The lack of coherence in Apple’s speech is haunting, a testament not to her musical genius, but to the degrading effects of drug abuse. In popular culture, the image of the ‘tortured artist’ is so ubiquitous that we tend to celebrate the torture as much as the art, for we imagine the latter would not exist without the former. This is a terrible mistake, however. We should eagerly acknowledge that an artist like Fiona Apple (or Miles Davis or Amy Winehouse or whomever) would clearly have been better off without debilitating drug addictions. Put another way, to celebrate drug abuse and the subsequent degeneration of an artist’s mind and body because it facilitates the creation of great music is morally obscene.
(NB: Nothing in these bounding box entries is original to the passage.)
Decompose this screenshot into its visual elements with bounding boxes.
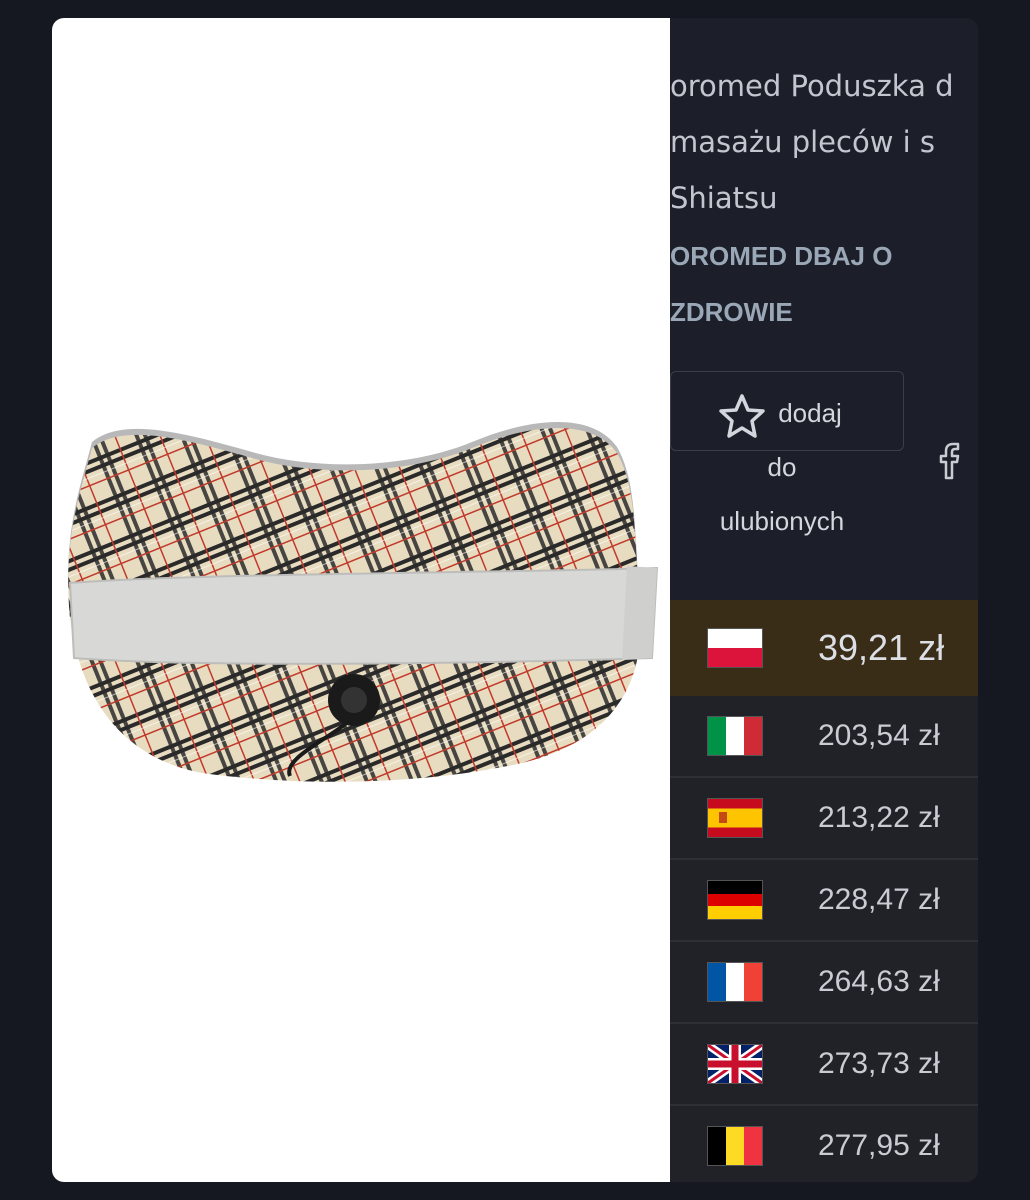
price-row-poland[interactable]: 39,21 zł <box>670 600 978 696</box>
facebook-icon[interactable] <box>934 438 964 482</box>
title-line: oromed Poduszka d <box>670 69 954 103</box>
brand-line: ZDROWIE <box>670 297 793 327</box>
price-value: 264,63 zł <box>818 965 940 998</box>
france-flag-icon <box>707 962 763 1002</box>
price-value: 228,47 zł <box>818 883 940 916</box>
fav-line: dodaj <box>778 398 842 428</box>
add-to-favorites-label: dodaj do ulubionych <box>700 386 864 548</box>
price-row-uk[interactable]: 273,73 zł <box>670 1024 978 1106</box>
fav-line: do <box>767 452 797 482</box>
title-line: masażu pleców i s <box>670 125 936 159</box>
price-value: 39,21 zł <box>818 627 945 668</box>
product-info: oromed Poduszka d masażu pleców i s Shia… <box>670 18 978 1182</box>
price-value: 273,73 zł <box>818 1047 940 1080</box>
product-image[interactable] <box>52 18 670 1182</box>
price-row-germany[interactable]: 228,47 zł <box>670 860 978 942</box>
price-row-italy[interactable]: 203,54 zł <box>670 696 978 778</box>
brand-line: OROMED DBAJ O <box>670 241 893 271</box>
uk-flag-icon <box>707 1044 763 1084</box>
price-row-france[interactable]: 264,63 zł <box>670 942 978 1024</box>
price-comparison-table: 39,21 zł 203,54 zł 213,22 zł 228,47 zł 2… <box>670 600 978 1182</box>
germany-flag-icon <box>707 880 763 920</box>
belgium-flag-icon <box>707 1126 763 1166</box>
price-value: 277,95 zł <box>818 1129 940 1162</box>
price-row-belgium[interactable]: 277,95 zł <box>670 1106 978 1182</box>
title-line: Shiatsu <box>670 181 778 215</box>
fav-line: ulubionych <box>719 506 845 536</box>
product-title[interactable]: oromed Poduszka d masażu pleców i s Shia… <box>670 58 978 226</box>
price-row-spain[interactable]: 213,22 zł <box>670 778 978 860</box>
price-value: 203,54 zł <box>818 719 940 752</box>
product-card: oromed Poduszka d masażu pleców i s Shia… <box>52 18 978 1182</box>
price-value: 213,22 zł <box>818 801 940 834</box>
brand-link[interactable]: OROMED DBAJ O ZDROWIE <box>670 228 970 340</box>
italy-flag-icon <box>707 716 763 756</box>
spain-flag-icon <box>707 798 763 838</box>
massage-pillow-image <box>68 422 659 782</box>
poland-flag-icon <box>707 628 763 668</box>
In this vein, we must touch upon Apple’s 1997 MTV Video Music Award appearance, the single most infamous moment of Apple’s career. I remember watching Apple take the stage after winning the award for Best New Artist, seeing the strung-out singer, sallow eyes and slumped shoulders, murmur half-thought thoughts. She cryptically remarked that the “world is bullshit, and you shouldn’t model your life on what we think is cool, and what we’re wearing and what we’re saying” and “it’s just very stupid that I’m in this world.” Oddly, these comments have some resonance today. To a certain extent, in fact, Apple was right. She is a fine exemplar of the “bullshit” and “stupidity” of this world, being someone who represents the most irrational and tragic elements of the anti-War on Drugs movement. Better yet, perhaps she is a human Rorschach test, serving as an idol, an artist, a fool, or an ingrate in the eyes of most and, in the eyes of a small minority, a human being.